The chaotic overabundance of ads in New York City’s Times Square represents an outdated, ineffective form of advertising. It has become the center of the interruption advertising universe.
Times Square belongs in a museum for this reason alone — even though this form of advertising is still widely embraced. Interruption advertising has marketers pushing out their messages in hopes of capturing consumers’ attention. It’s become so pervasive that consumers are interrupted by an ad more than 5,000 times every day. At best, they’ve become immune to this form of marketing. At worst, they’ve become hostile to it. Either way, they’re extremely adept at blocking it out.
Today’s consumers live in an era of connectivity and choice. People are becoming more connected with each other and their overall ecosystem, giving them greater control over what content they consume. To reach consumers in this new era, brands must become familiar with the following trends.
Most U.S. consumers rely on a smartphone to communicate with each other and navigate daily life. Thanks to the ubiquity and power of smartphones, people will develop a new schema for consuming video content.
According to comScore, 176 million people in the U.S. have smartphones (for approximately 73-percent mobile market penetration). And just one smartphone possesses more computing power than NASA had when it put a man on the moon.
And just one smartphone possesses more computing power than NASA had when it put a man on the moon.
The smartphone serves as the consumer’s remote control — allowing him to switch between pieces of content; televisions are becoming projectors that display the content; broadband providers are becoming the connection consumers use to get their content.
Smartphones will also shape the three main ways consumers find content.
- A small handful of apps they regularly use
- On-Demand searches for specific information
- Curators serving up content based on their specific interests and online activities
*RELATED: Smartphones have become so prolific, it’s essential that marketers develop a mobile strategy sooner rather than later.
Internet of Things & the Phydigital Existence
Although smartphones are the main device helping people get through life, they won’t be the only ones. Thanks to the Internet of Things (IoT), consumers will be able to connect and customize more of the objects they interact with on a daily basis.
In time, these connected things will customize themselves based on data collected about the owner’s behavior. The data accumulated by devices connected to the IoT will form each person’s digital identity. To get an idea of the scope of information collected, here is a sample of what will form a consumer’s digital identity.
- TV shows watched
- Articles read
- Places traveled
- Information shared on social networks
- Products purchased (online and offline)
True to its portmanteau name, phydigital existence represents consumers’ physical and digital worlds merging, and the massive amounts of information amassed as a result. Much of this data will be available to advertisers, leading to benefits for marketers and consumers.

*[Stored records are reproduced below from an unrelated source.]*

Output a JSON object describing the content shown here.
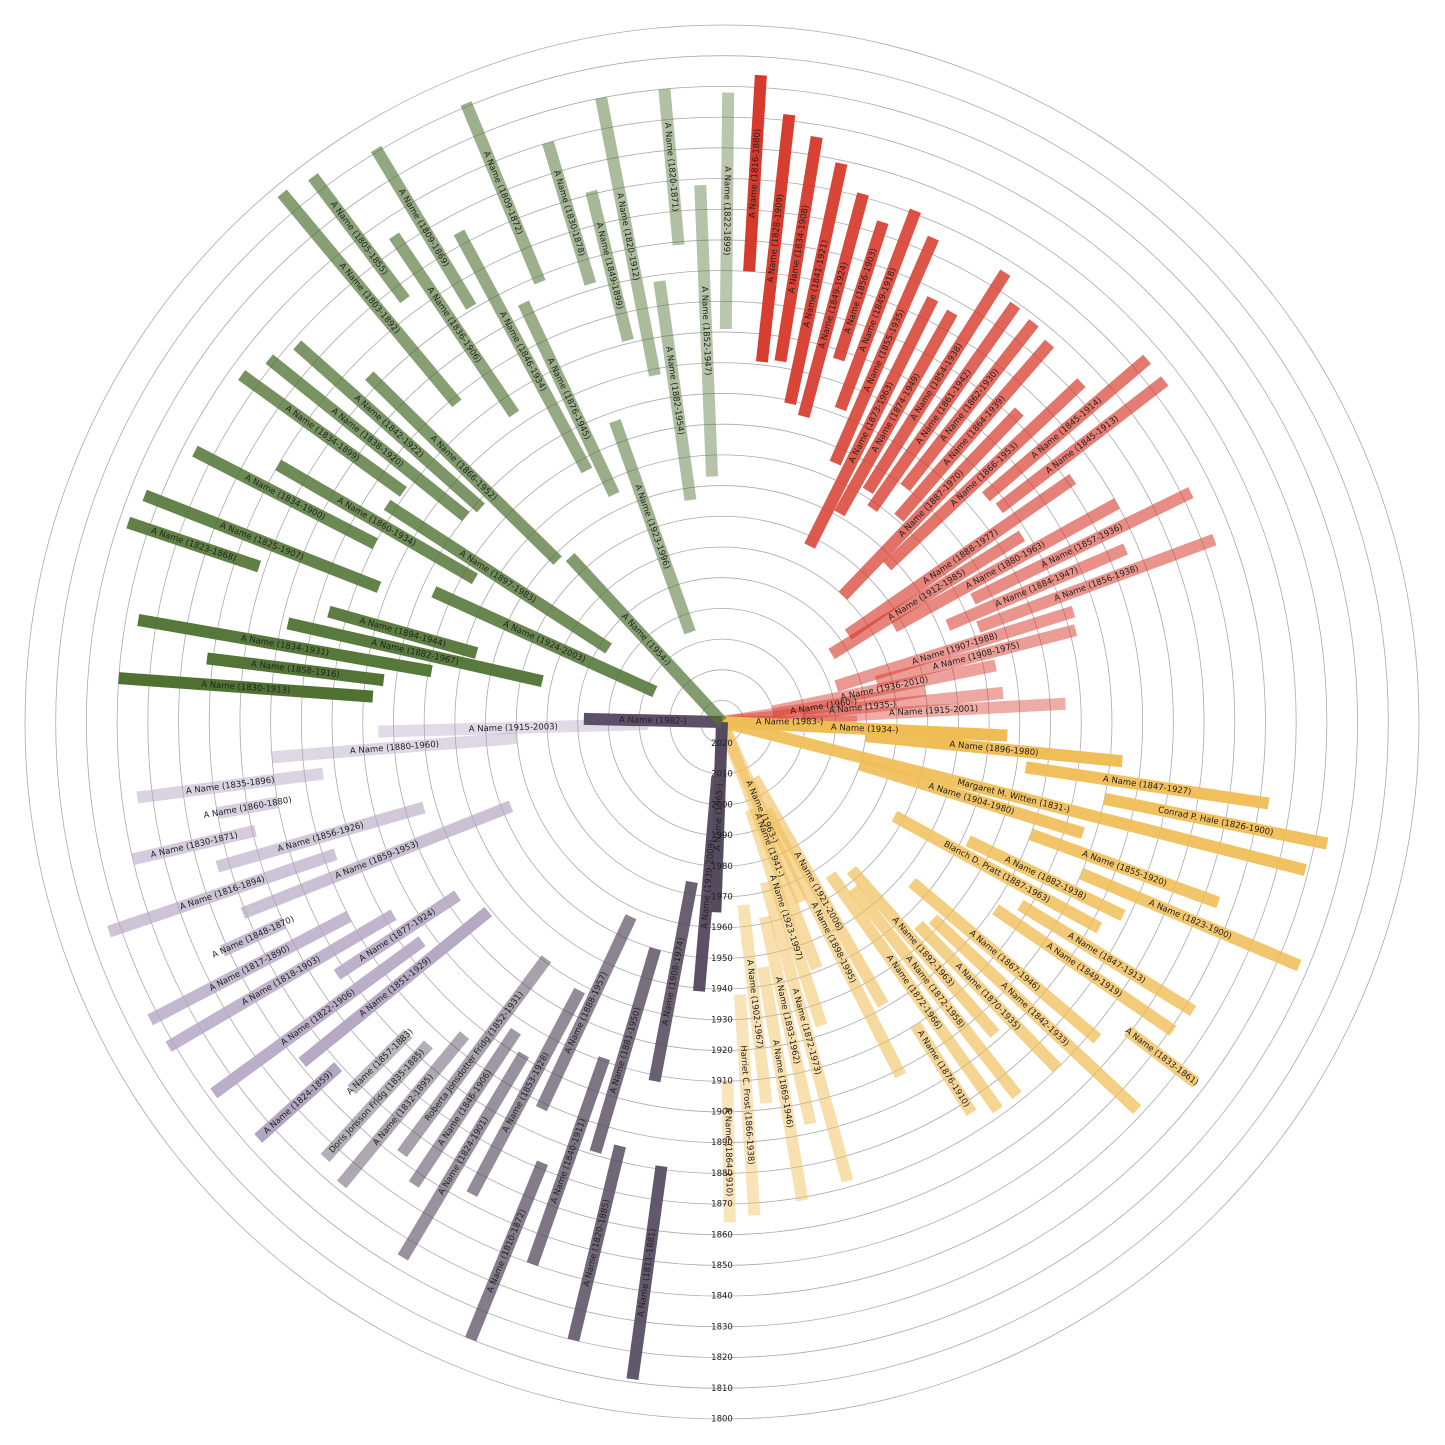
{
  "chart_data": {
    "type": "radial-tree",
    "ylim": [
      2027,
      1800
    ],
    "yticks": [
      1800,
      1810,
      1820,
      1830,
      1840,
      1850,
      1860,
      1870,
      1880,
      1890,
      1900,
      1910,
      1920,
      1930,
      1940,
      1950,
      1960,
      1970,
      1980,
      1990,
      2000,
      2010,
      2020
    ],
    "groups": [
      {
        "color": "#d73a2c",
        "people": [
          {
            "label": "A Name (1816-1880)",
            "birth": 1816,
            "death": 1880
          },
          {
            "label": "A Name (1828-1909)",
            "birth": 1828,
            "death": 1909
          },
          {
            "label": "A Name (1834-1908)",
            "birth": 1834,
            "death": 1908
          },
          {
            "label": "A Name (1841-1921)",
            "birth": 1841,
            "death": 1921
          },
          {
            "label": "A Name (1849-1924)",
            "birth": 1849,
            "death": 1924
          },
          {
            "label": "A Name (1856-1903)",
            "birth": 1856,
            "death": 1903
          },
          {
            "label": "A Name (1849-1918)",
            "birth": 1849,
            "death": 1918
          },
          {
            "label": "A Name (1855-1935)",
            "birth": 1855,
            "death": 1935
          },
          {
            "label": "A Name (1873-1963)",
            "birth": 1873,
            "death": 1963
          },
          {
            "label": "A Name (1874-1949)",
            "birth": 1874,
            "death": 1949
          },
          {
            "label": "A Name (1854-1938)",
            "birth": 1854,
            "death": 1938
          },
          {
            "label": "A Name (1861-1942)",
            "birth": 1861,
            "death": 1942
          },
          {
            "label": "A Name (1862-1930)",
            "birth": 1862,
            "death": 1930
          },
          {
            "label": "A Name (1864-1939)",
            "birth": 1864,
            "death": 1939
          },
          {
            "label": "A Name (1887-1970)",
            "birth": 1887,
            "death": 1970
          },
          {
            "label": "A Name (1866-1953)",
            "birth": 1866,
            "death": 1953
          },
          {
            "label": "A Name (1845-1914)",
            "birth": 1845,
            "death": 1914
          },
          {
            "label": "A Name (1845-1913)",
            "birth": 1845,
            "death": 1913
          },
          {
            "label": "A Name (1888-1977)",
            "birth": 1888,
            "death": 1977
          },
          {
            "label": "A Name (1912-1985)",
            "birth": 1912,
            "death": 1985
          },
          {
            "label": "A Name (1880-1963)",
            "birth": 1880,
            "death": 1963
          },
          {
            "label": "A Name (1857-1936)",
            "birth": 1857,
            "death": 1936
          },
          {
            "label": "A Name (1884-1947)",
            "birth": 1884,
            "death": 1947
          },
          {
            "label": "A Name (1856-1938)",
            "birth": 1856,
            "death": 1938
          },
          {
            "label": "A Name (1907-1988)",
            "birth": 1907,
            "death": 1988
          },
          {
            "label": "A Name (1908-1975)",
            "birth": 1908,
            "death": 1975
          },
          {
            "label": "A Name (1936-2010)",
            "birth": 1936,
            "death": 2010
          },
          {
            "label": "A Name (1960-)",
            "birth": 1960,
            "death": null
          },
          {
            "label": "A Name (1935-)",
            "birth": 1935,
            "death": null
          },
          {
            "label": "A Name (1915-2001)",
            "birth": 1915,
            "death": 2001
          },
          {
            "label": "A Name (1983-)",
            "birth": 1983,
            "death": null
          }
        ]
      },
      {
        "color": "#f0bd55",
        "people": [
          {
            "label": "A Name (1934-)",
            "birth": 1934,
            "death": null
          },
          {
            "label": "A Name (1896-1980)",
            "birth": 1896,
            "death": 1980
          },
          {
            "label": "A Name (1847-1927)",
            "birth": 1847,
            "death": 1927
          },
          {
            "label": "Conrad P. Hale (1826-1900)",
            "birth": 1826,
            "death": 1900
          },
          {
            "label": "Margaret M. Witten (1831-)",
            "birth": 1831,
            "death": null
          },
          {
            "label": "A Name (1904-1980)",
            "birth": 1904,
            "death": 1980
          },
          {
            "label": "A Name (1855-1920)",
            "birth": 1855,
            "death": 1920
          },
          {
            "label": "A Name (1823-1900)",
            "birth": 1823,
            "death": 1900
          },
          {
            "label": "A Name (1882-1938)",
            "birth": 1882,
            "death": 1938
          },
          {
            "label": "Blanch D. Pratt (1887-1963)",
            "birth": 1887,
            "death": 1963
          },
          {
            "label": "A Name (1847-1913)",
            "birth": 1847,
            "death": 1913
          },
          {
            "label": "A Name (1849-1919)",
            "birth": 1849,
            "death": 1919
          },
          {
            "label": "A Name (1833-1861)",
            "birth": 1833,
            "death": 1861
          },
          {
            "label": "A Name (1867-1946)",
            "birth": 1867,
            "death": 1946
          },
          {
            "label": "A Name (1842-1933)",
            "birth": 1842,
            "death": 1933
          },
          {
            "label": "A Name (1870-1935)",
            "birth": 1870,
            "death": 1935
          },
          {
            "label": "A Name (1892-1963)",
            "birth": 1892,
            "death": 1963
          },
          {
            "label": "A Name (1872-1958)",
            "birth": 1872,
            "death": 1958
          },
          {
            "label": "A Name (1872-1966)",
            "birth": 1872,
            "death": 1966
          },
          {
            "label": "A Name (1876-1910)",
            "birth": 1876,
            "death": 1910
          },
          {
            "label": "A Name (1921-2006)",
            "birth": 1921,
            "death": 2006
          },
          {
            "label": "A Name (1898-1995)",
            "birth": 1898,
            "death": 1995
          },
          {
            "label": "A Name (1963-)",
            "birth": 1963,
            "death": null
          },
          {
            "label": "A Name (1941-)",
            "birth": 1941,
            "death": null
          },
          {
            "label": "A Name (1923-1997)",
            "birth": 1923,
            "death": 1997
          },
          {
            "label": "A Name (1872-1973)",
            "birth": 1872,
            "death": 1973
          },
          {
            "label": "A Name (1893-1962)",
            "birth": 1893,
            "death": 1962
          },
          {
            "label": "A Name (1869-1946)",
            "birth": 1869,
            "death": 1946
          },
          {
            "label": "A Name (1902-1967)",
            "birth": 1902,
            "death": 1967
          },
          {
            "label": "Harriet C. Frost (1866-1938)",
            "birth": 1866,
            "death": 1938
          },
          {
            "label": "A Name (1864-1910)",
            "birth": 1864,
            "death": 1910
          }
        ]
      },
      {
        "color": "#554a5e",
        "people": [
          {
            "label": "A Name (1965-)",
            "birth": 1965,
            "death": null
          },
          {
            "label": "A Name (1939-2009)",
            "birth": 1939,
            "death": 2009
          },
          {
            "label": "A Name (1811-1881)",
            "birth": 1811,
            "death": 1881
          },
          {
            "label": "A Name (1908-1974)",
            "birth": 1908,
            "death": 1974
          },
          {
            "label": "A Name (1820-1885)",
            "birth": 1820,
            "death": 1885
          },
          {
            "label": "A Name (1881-1950)",
            "birth": 1881,
            "death": 1950
          },
          {
            "label": "A Name (1840-1911)",
            "birth": 1840,
            "death": 1911
          },
          {
            "label": "A Name (1810-1872)",
            "birth": 1810,
            "death": 1872
          },
          {
            "label": "A Name (1888-1957)",
            "birth": 1888,
            "death": 1957
          },
          {
            "label": "A Name (1853-1928)",
            "birth": 1853,
            "death": 1928
          },
          {
            "label": "A Name (1824-1901)",
            "birth": 1824,
            "death": 1901
          },
          {
            "label": "A Name (1846-1906)",
            "birth": 1846,
            "death": 1906
          },
          {
            "label": "Roberta Jonsdotter Fridg (1852-1931)",
            "birth": 1852,
            "death": 1931
          },
          {
            "label": "A Name (1832-1895)",
            "birth": 1832,
            "death": 1895
          },
          {
            "label": "Doris Jonsson Fridg (1835-1885)",
            "birth": 1835,
            "death": 1885
          },
          {
            "label": "A Name (1857-1883)",
            "birth": 1857,
            "death": 1883
          }
        ]
      },
      {
        "color": "#b3a6c2",
        "people": [
          {
            "label": "A Name (1824-1859)",
            "birth": 1824,
            "death": 1859
          },
          {
            "label": "A Name (1851-1929)",
            "birth": 1851,
            "death": 1929
          },
          {
            "label": "A Name (1822-1906)",
            "birth": 1822,
            "death": 1906
          },
          {
            "label": "A Name (1877-1924)",
            "birth": 1877,
            "death": 1924
          },
          {
            "label": "A Name (1818-1903)",
            "birth": 1818,
            "death": 1903
          },
          {
            "label": "A Name (1817-1890)",
            "birth": 1817,
            "death": 1890
          },
          {
            "label": "A Name (1848-1870)",
            "birth": 1848,
            "death": 1870
          },
          {
            "label": "A Name (1859-1953)",
            "birth": 1859,
            "death": 1953
          },
          {
            "label": "A Name (1816-1894)",
            "birth": 1816,
            "death": 1894
          },
          {
            "label": "A Name (1856-1926)",
            "birth": 1856,
            "death": 1926
          },
          {
            "label": "A Name (1830-1871)",
            "birth": 1830,
            "death": 1871
          },
          {
            "label": "A Name (1860-1880)",
            "birth": 1860,
            "death": 1880
          },
          {
            "label": "A Name (1835-1896)",
            "birth": 1835,
            "death": 1896
          },
          {
            "label": "A Name (1880-1960)",
            "birth": 1880,
            "death": 1960
          },
          {
            "label": "A Name (1915-2003)",
            "birth": 1915,
            "death": 2003
          }
        ]
      },
      {
        "color": "#5b5067",
        "people": [
          {
            "label": "A Name (1982-)",
            "birth": 1982,
            "death": null
          }
        ]
      },
      {
        "color": "#4f7232",
        "people": [
          {
            "label": "A Name (1830-1913)",
            "birth": 1830,
            "death": 1913
          },
          {
            "label": "A Name (1858-1916)",
            "birth": 1858,
            "death": 1916
          },
          {
            "label": "A Name (1834-1931)",
            "birth": 1834,
            "death": 1931
          },
          {
            "label": "A Name (1882-1967)",
            "birth": 1882,
            "death": 1967
          },
          {
            "label": "A Name (1894-1944)",
            "birth": 1894,
            "death": 1944
          },
          {
            "label": "A Name (1823-1868)",
            "birth": 1823,
            "death": 1868
          },
          {
            "label": "A Name (1825-1907)",
            "birth": 1825,
            "death": 1907
          },
          {
            "label": "A Name (1924-2003)",
            "birth": 1924,
            "death": 2003
          },
          {
            "label": "A Name (1834-1900)",
            "birth": 1834,
            "death": 1900
          },
          {
            "label": "A Name (1860-1934)",
            "birth": 1860,
            "death": 1934
          },
          {
            "label": "A Name (1897-1983)",
            "birth": 1897,
            "death": 1983
          },
          {
            "label": "A Name (1834-1899)",
            "birth": 1834,
            "death": 1899
          },
          {
            "label": "A Name (1838-1920)",
            "birth": 1838,
            "death": 1920
          },
          {
            "label": "A Name (1842-1922)",
            "birth": 1842,
            "death": 1922
          },
          {
            "label": "A Name (1866-1952)",
            "birth": 1866,
            "death": 1952
          },
          {
            "label": "A Name (1954-)",
            "birth": 1954,
            "death": null
          },
          {
            "label": "A Name (1803-1892)",
            "birth": 1803,
            "death": 1892
          },
          {
            "label": "A Name (1805-1855)",
            "birth": 1805,
            "death": 1855
          },
          {
            "label": "A Name (1836-1906)",
            "birth": 1836,
            "death": 1906
          },
          {
            "label": "A Name (1809-1869)",
            "birth": 1809,
            "death": 1869
          },
          {
            "label": "A Name (1846-1934)",
            "birth": 1846,
            "death": 1934
          },
          {
            "label": "A Name (1876-1945)",
            "birth": 1876,
            "death": 1945
          },
          {
            "label": "A Name (1809-1872)",
            "birth": 1809,
            "death": 1872
          },
          {
            "label": "A Name (1923-1996)",
            "birth": 1923,
            "death": 1996
          },
          {
            "label": "A Name (1830-1878)",
            "birth": 1830,
            "death": 1878
          },
          {
            "label": "A Name (1849-1899)",
            "birth": 1849,
            "death": 1899
          },
          {
            "label": "A Name (1820-1912)",
            "birth": 1820,
            "death": 1912
          },
          {
            "label": "A Name (1882-1954)",
            "birth": 1882,
            "death": 1954
          },
          {
            "label": "A Name (1820-1871)",
            "birth": 1820,
            "death": 1871
          },
          {
            "label": "A Name (1852-1947)",
            "birth": 1852,
            "death": 1947
          },
          {
            "label": "A Name (1822-1899)",
            "birth": 1822,
            "death": 1899
          }
        ]
      }
    ]
  }
}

Data Management Platforms Store Advertising DNA
Data gathered by smartphones and devices connected to the IoT will allow advertisers to target people, not vague demographics, which will boost the effectiveness of their marketing dollars. Each consumer will have her own unique ID. That ID and associated information will be stored in a data management platform (DMP).
Marketers will be able to access this data when purchasing media or anytime they communicate with the consumers they can identify across any of their marketing touch points, including website, call center or in-store point of sale. In the meantime, large corporations such as Procter & Gamble, Kellogg’s and Netflix already realize the importance of DMPs and have either built or acquired their own platforms.
*RELATED: Marketers and their agencies are starting to use data-driven programmatic buying to purchase TV, print and content discovery.
Consumer IDs and associated data stored in DMPs will help brands serve more relevant ads to their audiences. Of course, this increased relevance will be a win-win for marketers and consumers.
To be relevant, brands’ messages must be different from traditional advertisements. Instead of interruptive noise, these messages should present useful, engaging information via content marketing or native advertising. After determining what sort of content to produce, including short how-to guides, long-form personal stories amongst other stories, brands must determine the best format for these stories, like a video or article for example. This requires them to discover how consumers wish to consume that type of content in the first place.
Some people may balk at the idea of so much of their personal data being collected and used by advertisers. It’s true that consumers are exchanging some control over their data for more relevant, useful ads. However, thanks to social media, consumers have the power to publicly call out and punish brands that misuse their information. The massive backlash over the Target data breach is just one example of this.
Golden Age of Consumer Control
Consumers are gaining more control over the ads that reach them. Thanks to smartphones and other technology, they will soon be able to “choose the world that knows me” and customize their life experience. In response, brands need to produce either useful or entertaining ads their audiences want to see. Otherwise, marketers could be penalized or voted down. For example, Facebook made an algorithm change in early 2015 that penalizes brands for overly promotional posts.
Thanks to smartphones and other technology, [consumers] will soon be able to ‘choose the world that knows me’ and customize their life experience.
This unprecedented level of control means consumers will increasingly view advertising as a product. Ads will have to meet quality standards if they’re to get past consumers’ defenses. Otherwise, they’ll become expensive, overlooked background noise — just like the ads on Times Square.